In the host I’m using Python3.8 installed via anaconda, and the libpython3 library is there:

angelv@sieladon:~/.../Utilities/HDF5-UDF$ python --version
Python 3.8.6
angelv@sieladon:~/.../Utilities/HDF5-UDF$ conda env list
# conda environments:
#
                         /home/angelv/.julia/conda/3
base                  *  /home/angelv/local/prog_langs/anaconda3
chianti                  /home/angelv/local/prog_langs/anaconda3/envs/chianti
chianti8                 /home/angelv/local/prog_langs/anaconda3/envs/chianti8
python_hpc               /home/angelv/local/prog_langs/anaconda3/envs/python_hpc

angelv@sieladon:~/.../Utilities/HDF5-UDF$ find /home/angelv/local/prog_langs/anaconda3/lib -name 'libpython3*'
/home/angelv/local/prog_langs/anaconda3/lib/libpython3.so
/home/angelv/local/prog_langs/anaconda3/lib/libpython3.8.so
/home/angelv/local/prog_langs/anaconda3/lib/libpython3.8.so.1.0
angelv@sieladon:~/.../Utilities/HDF5-UDF$

Could you try to export LD_LIBRARY_PATH=$LD_LIBRARY_PATH:/home/angelv/local/prog_langs/anaconda3/lib/ and retry? Also, do you have HDF5_PLUGIN_PATH set to the location where libhdf5-udf.so is saved?

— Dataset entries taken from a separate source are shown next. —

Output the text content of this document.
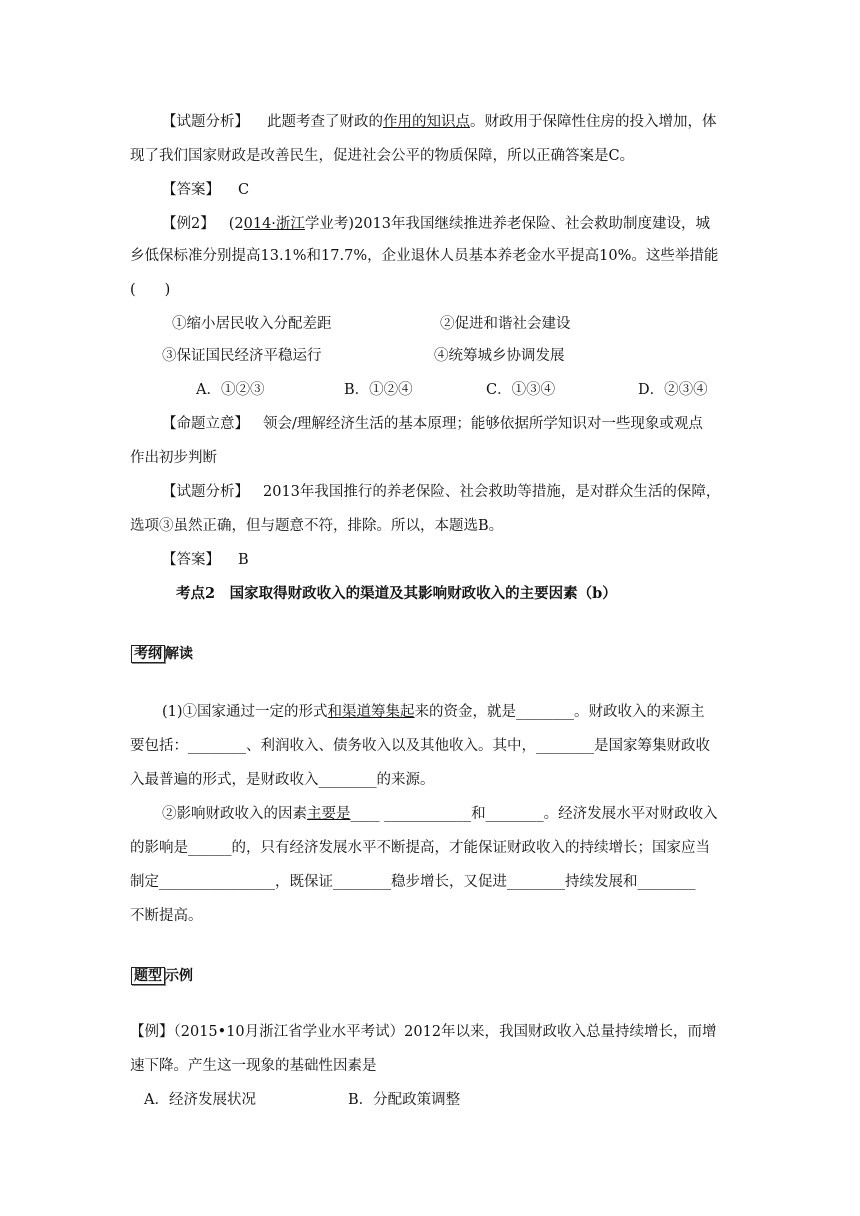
【试题分析】 此题考查了财政的作用的知识点。财政用于保障性住房的投入增加，体
现了我们国家财政是改善民生，促进社会公平的物质保障，所以正确答案是C。
【答案】 C
【例2】 (2014·浙江学业考)2013年我国继续推进养老保险、社会救助制度建设，城
乡低保标准分别提高13.1%和17.7%，企业退休人员基本养老金水平提高10%。这些举措能
(　　)
①缩小居民收入分配差距	②促进和谐社会建设
③保证国民经济平稳运行	④统筹城乡协调发展
A．①②③	B．①②④	C．①③④	D．②③④
【命题立意】 领会/理解经济生活的基本原理；能够依据所学知识对一些现象或观点
作出初步判断
【试题分析】 2013年我国推行的养老保险、社会救助等措施，是对群众生活的保障，
选项③虽然正确，但与题意不符，排除。所以，本题选B。
【答案】 B
考点2　国家取得财政收入的渠道及其影响财政收入的主要因素（b）
考纲 解读
(1)①国家通过一定的形式和渠道筹集起来的资金，就是________。财政收入的来源主
要包括：________、利润收入、债务收入以及其他收入。其中，________是国家筹集财政收
入最普遍的形式，是财政收入________的来源。
②影响财政收入的因素主要是____ ____________和________。经济发展水平对财政收入
的影响是______的，只有经济发展水平不断提高，才能保证财政收入的持续增长；国家应当
制定________________，既保证________稳步增长，又促进________持续发展和________
不断提高。
题型 示例
【例】（2015•10月浙江省学业水平考试）2012年以来，我国财政收入总量持续增长，而增
速下降。产生这一现象的基础性因素是
A．经济发展状况	B．分配政策调整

Out of curiosity, which version of Python are you running inside the container? Another useful test is to run the C++ example so we know if the problem is indeed related to Python or not.

Hi, the issue was the HDF5_PLUGIN_PATH, which I had not set outside the container. After setting that, this example works just fine.

I will try to do more complex tests in the coming days and I’ll let you know if I have any issues.

Many thanks,

1 Like

It’s great that it’s working for you now! Please let me know how it goes. Have fun!